Plus grandes forces de cette BD :
- la couverture est jolie. La forêt de bambou et la lame de l’épée en très gros plan lui donne un certain raffinement… Dommage que la face de tigre, en reflet sur la lame, rappelle les horribles chandails en coton ouaté avec des loups hurlants à la lune que l’on retrouve malheureusement dans tous les marchés aux puces!
- certains personnages suscitent un peu d’émotion. La jeune Ting est charmante avec ses petites demandes terre à terre qui nous plongent dans le quotidien de Wang. Le perfide Shun le Sanglant est détestable dès son entrée en scène.

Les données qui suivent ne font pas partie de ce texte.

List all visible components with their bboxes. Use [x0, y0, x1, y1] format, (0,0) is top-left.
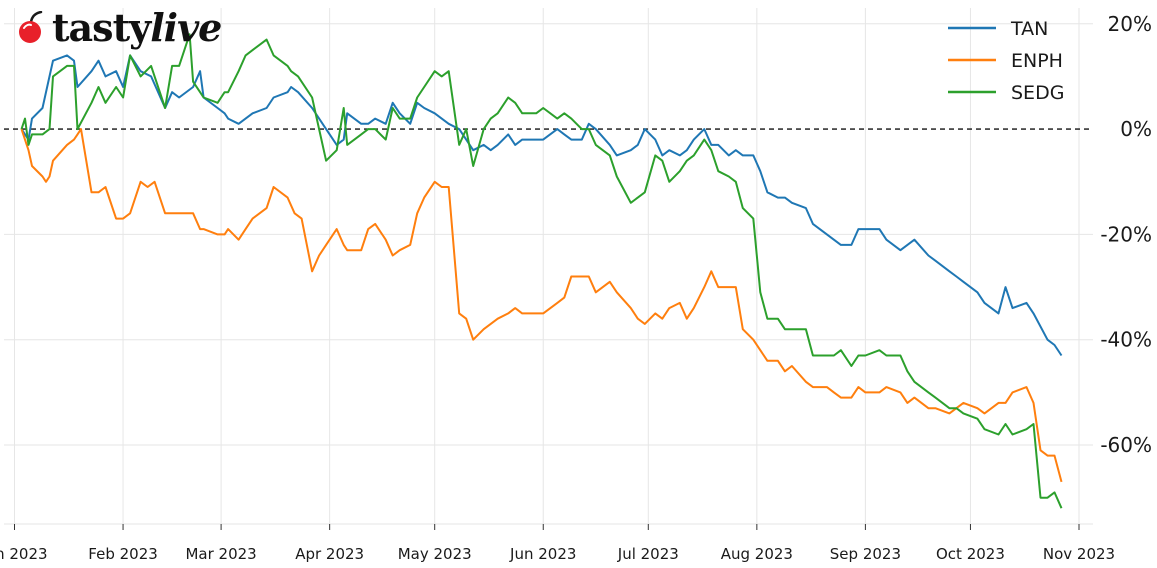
y-tick-label: 0%	[1120, 117, 1152, 141]
series-line-tan	[20, 54, 1063, 357]
legend: TAN ENPH SEDG	[948, 18, 1064, 104]
x-tick-label: Jun 2023	[509, 545, 576, 563]
x-tick-label: Sep 2023	[830, 545, 901, 563]
x-tick-label: Nov 2023	[1043, 545, 1115, 563]
y-tick-label: 20%	[1108, 12, 1152, 36]
x-tick-label: Feb 2023	[88, 545, 158, 563]
legend-label-sedg: SEDG	[1011, 82, 1064, 104]
brand-name-part1: tasty	[52, 5, 151, 50]
x-tick-label: Jan 2023	[0, 545, 48, 563]
y-tick-label: -60%	[1100, 433, 1152, 457]
y-tick-label: -40%	[1100, 328, 1152, 352]
series-lines	[20, 33, 1063, 509]
x-tick-label: Apr 2023	[295, 545, 364, 563]
x-tick-label: Oct 2023	[936, 545, 1005, 563]
cherry-icon	[19, 11, 43, 43]
brand-name-part2: live	[150, 5, 222, 50]
series-line-sedg	[20, 33, 1063, 509]
brand-logo: tastylive	[14, 4, 222, 52]
x-tick-label: May 2023	[398, 545, 472, 563]
y-tick-label: -20%	[1100, 222, 1152, 246]
brand-name: tastylive	[52, 9, 222, 47]
x-tick-label: Mar 2023	[185, 545, 256, 563]
x-tick-label: Jul 2023	[617, 545, 679, 563]
series-line-enph	[20, 128, 1063, 483]
legend-label-tan: TAN	[1010, 18, 1048, 40]
x-tick-label: Aug 2023	[721, 545, 793, 563]
grid	[4, 8, 1093, 524]
legend-label-enph: ENPH	[1011, 50, 1063, 72]
axes: Jan 2023 Feb 2023 Mar 2023 Apr 2023 May 2023…	[0, 12, 1152, 563]
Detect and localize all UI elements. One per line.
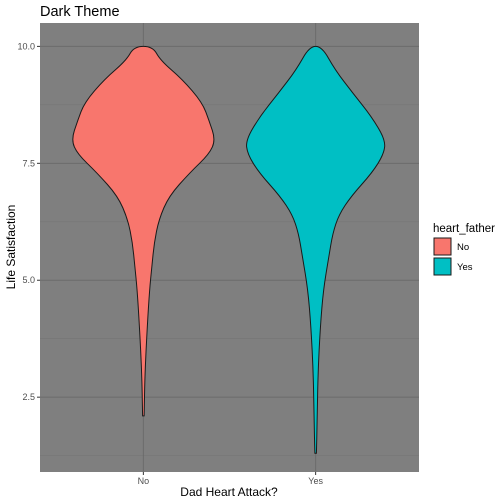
x-axis-title: Dad Heart Attack? [180, 485, 278, 499]
y-tick-label: 2.5 [22, 392, 35, 402]
legend-label-no: No [457, 242, 469, 253]
legend: heart_father No Yes [433, 223, 495, 276]
axes: 2.5 5.0 7.5 10.0 No Yes [17, 41, 323, 486]
legend-title: heart_father [433, 223, 495, 235]
legend-label-yes: Yes [457, 262, 473, 273]
y-tick-label: 7.5 [22, 158, 35, 168]
legend-key-no [433, 237, 452, 256]
chart-title: Dark Theme [40, 4, 120, 20]
x-tick-label: Yes [308, 476, 323, 486]
x-tick-label: No [138, 476, 150, 486]
violin-yes [246, 45, 386, 454]
violin-no [72, 45, 215, 417]
violins [72, 45, 386, 454]
y-axis-title: Life Satisfaction [4, 205, 18, 290]
y-tick-label: 5.0 [22, 275, 35, 285]
legend-items: No Yes [433, 237, 473, 276]
legend-key-yes [433, 257, 452, 276]
y-tick-label: 10.0 [17, 41, 35, 51]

Le gros Chang, avec son allure porcine qui sied merveilleusement bien à son caractère avide et trouillard, est risible de bêtise. Si ces personnages secondaires nous font réagir en suscitant charme, dégoût ou mépris, c’est probablement qu’ils sont bien cernés!
- le contexte historique. Comme je m’y connais peu en matière d’Asie médiévale, j’ai pris un certain plaisir à observer l’architecture, les objets, les vêtements et les coiffures de l’époque, ainsi que certains aspects du mode de vie des Chinois d’alors.

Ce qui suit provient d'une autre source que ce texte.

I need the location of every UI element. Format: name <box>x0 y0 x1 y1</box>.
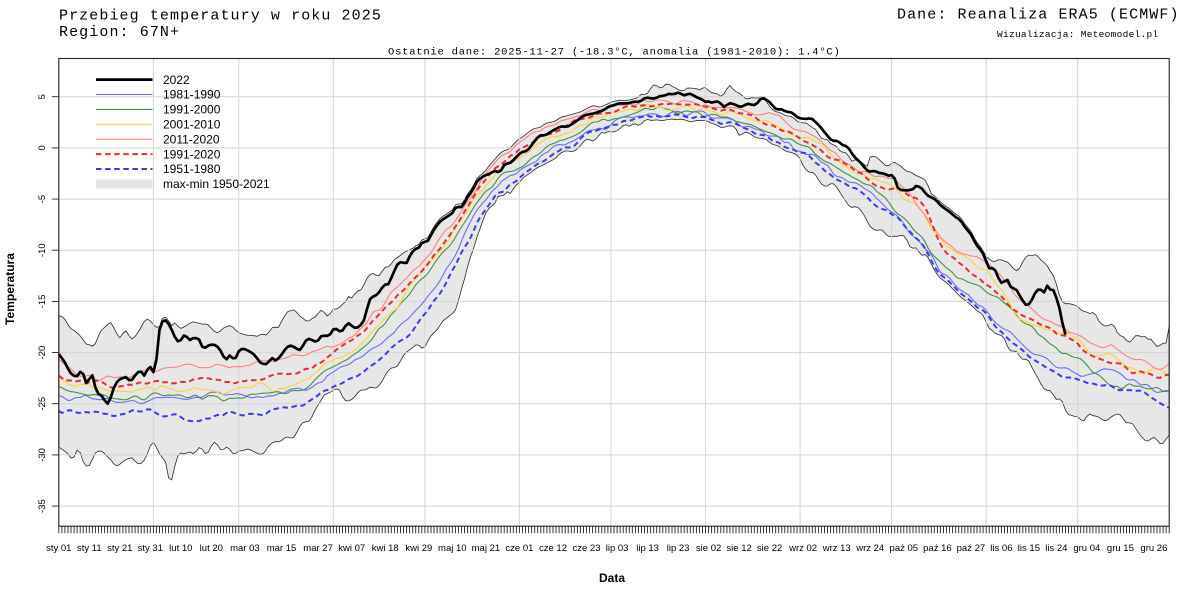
svg-text:sie 22: sie 22 <box>757 543 782 554</box>
svg-text:kwi 07: kwi 07 <box>338 543 365 554</box>
svg-text:maj 21: maj 21 <box>472 543 501 554</box>
svg-text:Przebieg temperatury w roku 20: Przebieg temperatury w roku 2025 <box>59 7 382 24</box>
svg-text:0: 0 <box>37 145 48 150</box>
svg-text:lis 24: lis 24 <box>1045 543 1067 554</box>
svg-text:paź 27: paź 27 <box>957 543 986 554</box>
svg-text:Data: Data <box>599 571 625 585</box>
svg-text:-35: -35 <box>37 499 48 513</box>
svg-text:2022: 2022 <box>163 73 190 87</box>
svg-text:wrz 13: wrz 13 <box>822 543 851 554</box>
svg-text:lis 06: lis 06 <box>990 543 1012 554</box>
svg-text:wrz 24: wrz 24 <box>855 543 884 554</box>
svg-text:lip 03: lip 03 <box>606 543 629 554</box>
svg-text:cze 12: cze 12 <box>539 543 567 554</box>
svg-text:gru 26: gru 26 <box>1140 543 1167 554</box>
svg-text:maj 10: maj 10 <box>438 543 467 554</box>
svg-text:Region: 67N+: Region: 67N+ <box>59 24 180 41</box>
svg-text:paź 16: paź 16 <box>923 543 952 554</box>
svg-text:Ostatnie dane: 2025-11-27 (-18: Ostatnie dane: 2025-11-27 (-18.3°C, anom… <box>388 47 841 59</box>
svg-text:gru 15: gru 15 <box>1107 543 1134 554</box>
svg-text:-10: -10 <box>37 243 48 257</box>
svg-text:lis 15: lis 15 <box>1018 543 1040 554</box>
svg-text:-25: -25 <box>37 397 48 411</box>
svg-text:lut 10: lut 10 <box>169 543 192 554</box>
svg-text:-20: -20 <box>37 346 48 360</box>
svg-text:mar 27: mar 27 <box>303 543 333 554</box>
svg-text:-5: -5 <box>37 195 48 203</box>
svg-text:cze 23: cze 23 <box>573 543 601 554</box>
svg-text:kwi 29: kwi 29 <box>405 543 432 554</box>
svg-text:1981-1990: 1981-1990 <box>163 88 221 102</box>
svg-text:Temperatura: Temperatura <box>3 253 17 325</box>
svg-text:sty 31: sty 31 <box>138 543 163 554</box>
svg-text:2001-2010: 2001-2010 <box>163 118 221 132</box>
svg-text:5: 5 <box>37 94 48 99</box>
svg-text:sty 21: sty 21 <box>107 543 132 554</box>
svg-text:1991-2000: 1991-2000 <box>163 103 221 117</box>
svg-text:mar 03: mar 03 <box>230 543 260 554</box>
svg-text:Wizualizacja: Meteomodel.pl: Wizualizacja: Meteomodel.pl <box>997 29 1159 40</box>
svg-text:paź 05: paź 05 <box>890 543 919 554</box>
svg-text:lut 20: lut 20 <box>200 543 223 554</box>
svg-text:cze 01: cze 01 <box>505 543 533 554</box>
svg-text:gru 04: gru 04 <box>1073 543 1100 554</box>
svg-text:1991-2020: 1991-2020 <box>163 147 221 161</box>
svg-text:1951-1980: 1951-1980 <box>163 162 221 176</box>
svg-text:mar 15: mar 15 <box>267 543 297 554</box>
svg-text:wrz 02: wrz 02 <box>788 543 817 554</box>
svg-text:sty 11: sty 11 <box>77 543 102 554</box>
svg-text:sie 02: sie 02 <box>696 543 721 554</box>
svg-text:lip 13: lip 13 <box>636 543 659 554</box>
svg-text:sie 12: sie 12 <box>726 543 751 554</box>
svg-text:Dane: Reanaliza ERA5 (ECMWF): Dane: Reanaliza ERA5 (ECMWF) <box>897 7 1180 24</box>
svg-text:-30: -30 <box>37 448 48 462</box>
svg-text:sty 01: sty 01 <box>46 543 71 554</box>
svg-text:lip 23: lip 23 <box>667 543 690 554</box>
svg-text:kwi 18: kwi 18 <box>372 543 399 554</box>
svg-text:max-min 1950-2021: max-min 1950-2021 <box>163 177 270 191</box>
svg-text:2011-2020: 2011-2020 <box>163 132 220 146</box>
svg-text:-15: -15 <box>37 295 48 309</box>
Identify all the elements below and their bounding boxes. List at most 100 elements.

- la résolution finale de l’intrigue est agréable. Tant la confrontation du coupable que sa mort, à la dernière planche, tout cela est bien rendu, avec punch et un certain sens du suspense, comme on aime bien que ça le soit à la fin d’un polar : «Et le coupable est… (tambours et trompettes!) : Untel!» «Oh wow! C’est le seul que je ne soupçonnais pas!»
- le graphisme et les couleurs. De manière générale, ils se sont améliorés. Monsieur Tenderini contrôle plus ses coups de crayon, qui commencent à être un peu moins anguleux. Il semble y avoir de l’espoir…
Ce qui m’a le plus agacé :
- tous les combats sont illisibles! Que ce soit celui de la page 14, celui des pages 19 et 20 ou pire encore, le combat final de la page 45, ils sont tellement décousus qu’on n’y comprend absolument rien! Les plans et des angles de vue sont mal choisis, et leur enchaînement semble tout à fait aléatoire, ce qui n’aide en rien!
- l’incongruité de plusieurs personnages. J’ai de la difficulté à donner du crédit au fils de Wang qui s’entête à suivre son père dans ses filatures, malgré les risques. Il ne semble pas avoir le cran qu’il faut pour ce genre de boulot, et il m’apparaît trop jeune pour que son père accepte de le prendre comme son assistant, surtout pour certaines missions plus périlleuses. Mais il y a pire : la psychologie tordue de la femme de Feng-Taï! Que la dame simule son propre enlèvement afin de se soustraire de la morne vie que lui offre son mari, je veux bien, mais qu’elle aille jusqu’à se couper le doigt, juste pour parfaire l’illusion et le pousser à payer une rançon, ça me laisse complètement perplexe… C’est tout à fait absurde, en fait! Bien trop fort pour être crédible, non?!
- l’attachement de Wang pour Tigre blanc. Leur relation prétendument amoureuse n’est pas assez étoffée pour être crédible. C’est bien dommage puisque c’est la pierre angulaire de tout le récit! C’est peut-être parce qu’on ne fait que nous dire que la dite relation a débuté antérieurement, dans une autre province, sans qu’on en soit témoin, pas même en «flash-back»… Leurs retrouvailles, en partie fruit du hasard, sont elles aussi assez étonnantes. Je n’ai vraiment pas accroché à cet aspect du récit. Ce n’est pas les petites phrases introspectives de Wang, sur la première planche du tome #2, où il parle de ses «démons intérieurs» en faisant allusion à sa relation avec Tigre Blanc, qui parviennent à donner de la crédibilité ou de la profondeur à cette histoire «d’amour»!
- les décors sont très inégaux. Parfois, ils sont très riches et détaillés… mais à partir du dernier tiers, ils deviennent vides et monochromes… Est-ce que le dessinateur était à la bourre à cause de sa date de tombée et qu’il s’est mis à tourner les coins ronds!?!